Говорил он неторопливо и все улыбался и покачивал головой, словно жалея тех, кто так неразумно поступил с ним. И было видно, что он уже не первый раз рассказывает свою печальную историю, и ему нравится рассказывать, и он даже доволен, что его уволили.

— Разве в дипломе дело? — спросила Анисья Васильевна.

— А в чем же?

— А в том, что ты вредным человеком стал. Тебе все в свой карман. А нам таких не надо.

— Это я уж слыхал от тебя. На собрании. Здесь-то можем по-людски поговорить.

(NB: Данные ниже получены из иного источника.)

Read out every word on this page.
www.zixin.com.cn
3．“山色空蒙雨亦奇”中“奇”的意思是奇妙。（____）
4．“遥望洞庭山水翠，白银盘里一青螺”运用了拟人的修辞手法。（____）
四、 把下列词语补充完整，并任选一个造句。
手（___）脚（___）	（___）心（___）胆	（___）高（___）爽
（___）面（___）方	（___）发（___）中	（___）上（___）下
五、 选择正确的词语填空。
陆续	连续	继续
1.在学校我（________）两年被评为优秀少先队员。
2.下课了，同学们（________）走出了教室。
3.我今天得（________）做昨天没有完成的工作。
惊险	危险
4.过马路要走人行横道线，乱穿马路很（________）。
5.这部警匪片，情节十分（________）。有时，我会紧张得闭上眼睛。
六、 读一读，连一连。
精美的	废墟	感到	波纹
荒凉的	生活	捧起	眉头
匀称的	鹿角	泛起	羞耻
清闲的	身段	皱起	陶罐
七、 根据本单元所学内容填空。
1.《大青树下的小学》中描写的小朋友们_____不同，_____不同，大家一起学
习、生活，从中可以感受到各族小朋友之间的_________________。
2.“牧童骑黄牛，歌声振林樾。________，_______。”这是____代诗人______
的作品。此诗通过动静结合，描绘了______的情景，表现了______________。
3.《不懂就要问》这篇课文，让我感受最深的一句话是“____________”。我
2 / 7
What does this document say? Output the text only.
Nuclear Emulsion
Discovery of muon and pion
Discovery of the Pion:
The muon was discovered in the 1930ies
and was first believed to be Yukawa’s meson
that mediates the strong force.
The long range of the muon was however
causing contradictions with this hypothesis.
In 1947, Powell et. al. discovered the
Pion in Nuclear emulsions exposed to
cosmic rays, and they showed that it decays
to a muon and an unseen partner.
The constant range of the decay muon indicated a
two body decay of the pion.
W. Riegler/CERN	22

— Вот чудак. А у меня для всех один разговор. И на собрании, и дома.

— Я — инвалид. Ногу на войне потерял, не на гулянке.

— А совесть ты где потерял?

— Совесть я не потеряю.

— Правильно. Ты ничего не потеряешь. Ты ее, совесть-то, на рынке продашь. По рублю за стакан. Изменник ты — одно тебе имя.

Он нахмурился, что-то дрогнуло в нем, и он понял, что боится эту женщину. Даже сейчас, когда он уже не работает в колхозе, он все-таки боится ее так, как никогда не боялся. Ох, какая баба непримиримая! Никуда от такой не уйдешь.

Но тут же справился со своей растерянностью.

— Весь мой грех, — заговорил он, восстанавливая на лице прежнюю снисходительную улыбочку, — весь грех в том и состоит, что я — инвалид…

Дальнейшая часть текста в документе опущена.